Saturday 20 January 2018

January MPR: No Change, Still Dovish

The Bank raised its benchmark interest rate this week, as many in the market expected.  More surprisingly, the tone from the documents and the press release seemed aligned with market expectations. In the press conference, the Governor seemed pretty pleased with how things evolved, saying the market digested the firmer data as it was released and repriced itself on an ongoing basis, allowing the Bank to ratify the analysis with its increase in the target rate.  That is how it is suppose to happen, he said, when the Bank is data dependent.  

There was nothing that truly stood out from the MPR document.  NAFTA continues to be the fly in the ointment.  The uncertainty surrounding the outcome of the negotiations is already putting a damper on trade and business investment, subduing aggregate demand from where it could be and potentially having a longer-term negative impact on the economy’s capacity to produce.  If the US decides to pull itself out of the negotiations, then all bets are off with respect to the outlook.    
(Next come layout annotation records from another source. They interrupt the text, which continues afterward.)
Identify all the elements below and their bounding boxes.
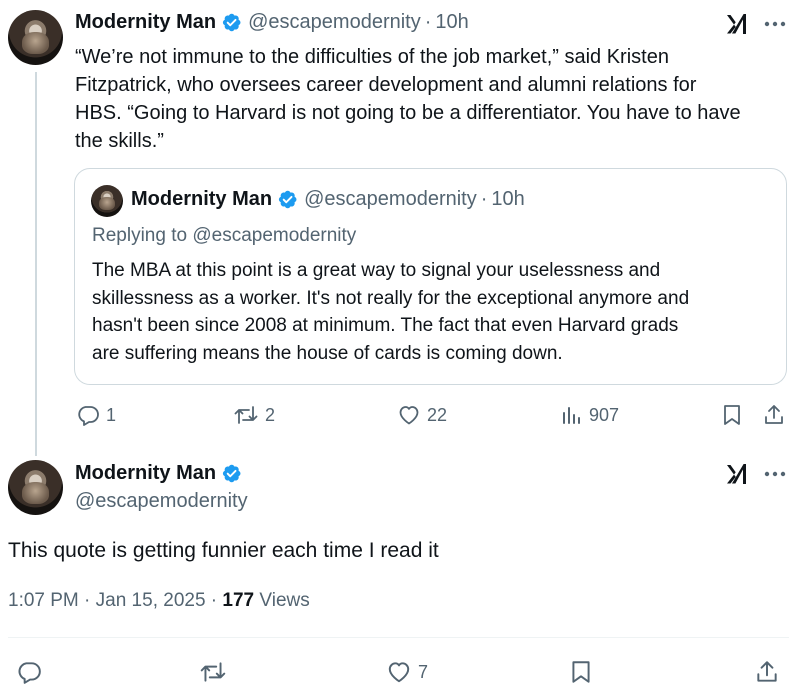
main-tweet-text: This quote is getting funnier each time …	[8, 539, 439, 562]
like-button[interactable]: 22	[397, 403, 447, 427]
parent-separator: ·	[424, 11, 432, 33]
grok-icon[interactable]	[725, 13, 749, 35]
quoted-author-avatar	[91, 185, 123, 217]
quoted-author-name: Modernity Man	[131, 188, 273, 210]
main-tweet-meta: 1:07 PM · Jan 15, 2025 · 177 Views	[8, 590, 310, 612]
thread-connector-line	[35, 72, 37, 456]
quoted-text-line: skillessness as a worker. It's not reall…	[92, 287, 690, 309]
quoted-text-line: The MBA at this point is a great way to …	[92, 260, 661, 281]
parent-text-line: the skills.”	[75, 130, 164, 152]
quoted-separator: ·	[480, 188, 488, 210]
quoted-text-line: are suffering means the house of cards i…	[92, 342, 563, 364]
quoted-author-row: Modernity Man @escapemodernity · 10h	[131, 188, 525, 211]
repost-button[interactable]: 2	[233, 403, 275, 427]
repost-icon	[200, 662, 226, 682]
reply-icon	[18, 662, 41, 684]
main-author-handle[interactable]: @escapemodernity	[75, 490, 248, 513]
reply-count: 1	[106, 404, 117, 425]
parent-text-line: HBS. “Going to Harvard is not going to b…	[75, 102, 741, 124]
main-like-count: 7	[418, 661, 429, 682]
parent-author-handle[interactable]: @escapemodernity	[248, 11, 421, 34]
quoted-tweet-text: The MBA at this point is a great way to …	[92, 257, 782, 367]
main-author-name[interactable]: Modernity Man	[75, 462, 216, 485]
repost-icon	[234, 406, 258, 424]
verified-badge-icon	[223, 13, 241, 32]
views-icon	[563, 407, 580, 424]
views-count: 907	[589, 404, 620, 425]
main-author-row: Modernity Man	[75, 462, 248, 485]
main-tweet-timestamp[interactable]: 1:07 PM · Jan 15, 2025 ·	[8, 590, 222, 611]
main-share-button[interactable]	[754, 659, 780, 685]
quoted-timestamp: 10h	[491, 188, 525, 210]
main-repost-button[interactable]	[199, 659, 227, 685]
parent-author-avatar[interactable]	[8, 10, 63, 65]
share-icon	[757, 661, 777, 682]
more-icon[interactable]	[763, 462, 787, 486]
verified-badge-icon	[223, 464, 241, 483]
parent-top-actions	[725, 12, 787, 36]
repost-count: 2	[265, 404, 276, 425]
parent-author-row: Modernity Man @escapemodernity · 10h	[75, 11, 469, 34]
quoted-author-handle: @escapemodernity	[304, 188, 477, 210]
main-reply-button[interactable]	[16, 659, 42, 685]
verified-badge-icon	[279, 190, 297, 209]
bookmark-icon	[572, 661, 590, 683]
bookmark-button[interactable]	[721, 403, 743, 427]
replying-to-label: Replying to @escapemodernity	[92, 225, 357, 246]
parent-timestamp[interactable]: 10h	[435, 11, 468, 34]
quoted-tweet-card[interactable]: Modernity Man @escapemodernity · 10h Rep…	[74, 168, 787, 385]
parent-tweet-text: “We’re not immune to the difficulties of…	[75, 43, 800, 155]
share-button[interactable]	[762, 403, 786, 427]
like-icon	[388, 662, 410, 683]
parent-text-line: “We’re not immune to the difficulties of…	[75, 46, 669, 68]
like-count: 22	[427, 404, 448, 425]
main-views-label: Views	[254, 590, 310, 611]
main-views-count: 177	[222, 590, 255, 611]
like-icon	[399, 406, 419, 425]
main-bookmark-button[interactable]	[569, 659, 593, 685]
quoted-text-line: hasn't been since 2008 at minimum. The f…	[92, 315, 679, 336]
main-like-button[interactable]: 7	[386, 659, 428, 685]
parent-author-name[interactable]: Modernity Man	[75, 11, 216, 34]
grok-icon[interactable]	[725, 463, 749, 485]
views-button[interactable]: 907	[561, 403, 619, 427]
main-top-actions	[725, 462, 787, 486]
reply-icon	[78, 406, 99, 426]
reply-button[interactable]: 1	[76, 403, 116, 427]
bookmark-icon	[724, 405, 740, 425]
meta-divider	[8, 637, 789, 638]
parent-text-line: Fitzpatrick, who oversees career develop…	[75, 74, 697, 96]
more-icon[interactable]	[763, 12, 787, 36]
share-icon	[765, 405, 783, 424]
main-author-avatar[interactable]	[8, 460, 63, 515]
All said, the Bank’s forecast was relatively optimistic, with growth remaining firm and then gradually slowing down to around potential by 2019.  Although the contributors of growth do shift, the overall economy appears to have momentum and be on a firm basis.  The risk to the positive outlook is an exogenous shock. Something like the US pulling out of NAFTA.  

The Governor tried to get ahead of the market, fearing that it may start trading off of Nafta headlines, creating unnecessary volatility by indicating that the Bank would not view this as a binary event. He is right that the decision is not binary.  It will not have a significant immediate impact on the real economy.  Just because one of the participants decides to opt out, the trading world will not cease to exist.  It will potentially take years before the trade framework that replaces NAFTA will be settled on.  But in the meantime, the market will of course remain vulnerable to NAFTA headlines and, being forward looking, will rightfully react on any news as any post-NAFTA trade regime will be sub-optimal to the current one and need some degree of additional monetary stimulus. 

In addition to the NAFTA headlines which will keep risks to front end rates to the downside, there was other evidence that the Bank remains dovish.  They continue to seek reasons to justify not being as aggressive as a pure read of the output gap and the data would suggest.  Governing Council continues to want to believe that we are now in a sweet spot where stronger demand leads to greater supply with increased investment, more business creation and new hires.  They seem to want to let this run as far as they can.  They have come up with a new and improved measure of wage growth, wage-common, that just happens to show that wage growth is slower than normally reported and that the best determinant of this new measure is labour slack.  The fact that this measure is running just above the rate of inflation suggests to them that slack continues to exist. And finally, to stress that point, the Governor again at the press conference defied the analysis of many and said he was still preoccupied with Karim holed-up in his parents’ basement unable to get that job in management.


When you add all of this to their concern about the sensitivity of the leveraged household sector to higher rates, you have a central bank that seems willing to be extremely patient.  It will take some sharp upward surprises for both wages and their core measures before anything close to a hawkish bent makes its way into the building.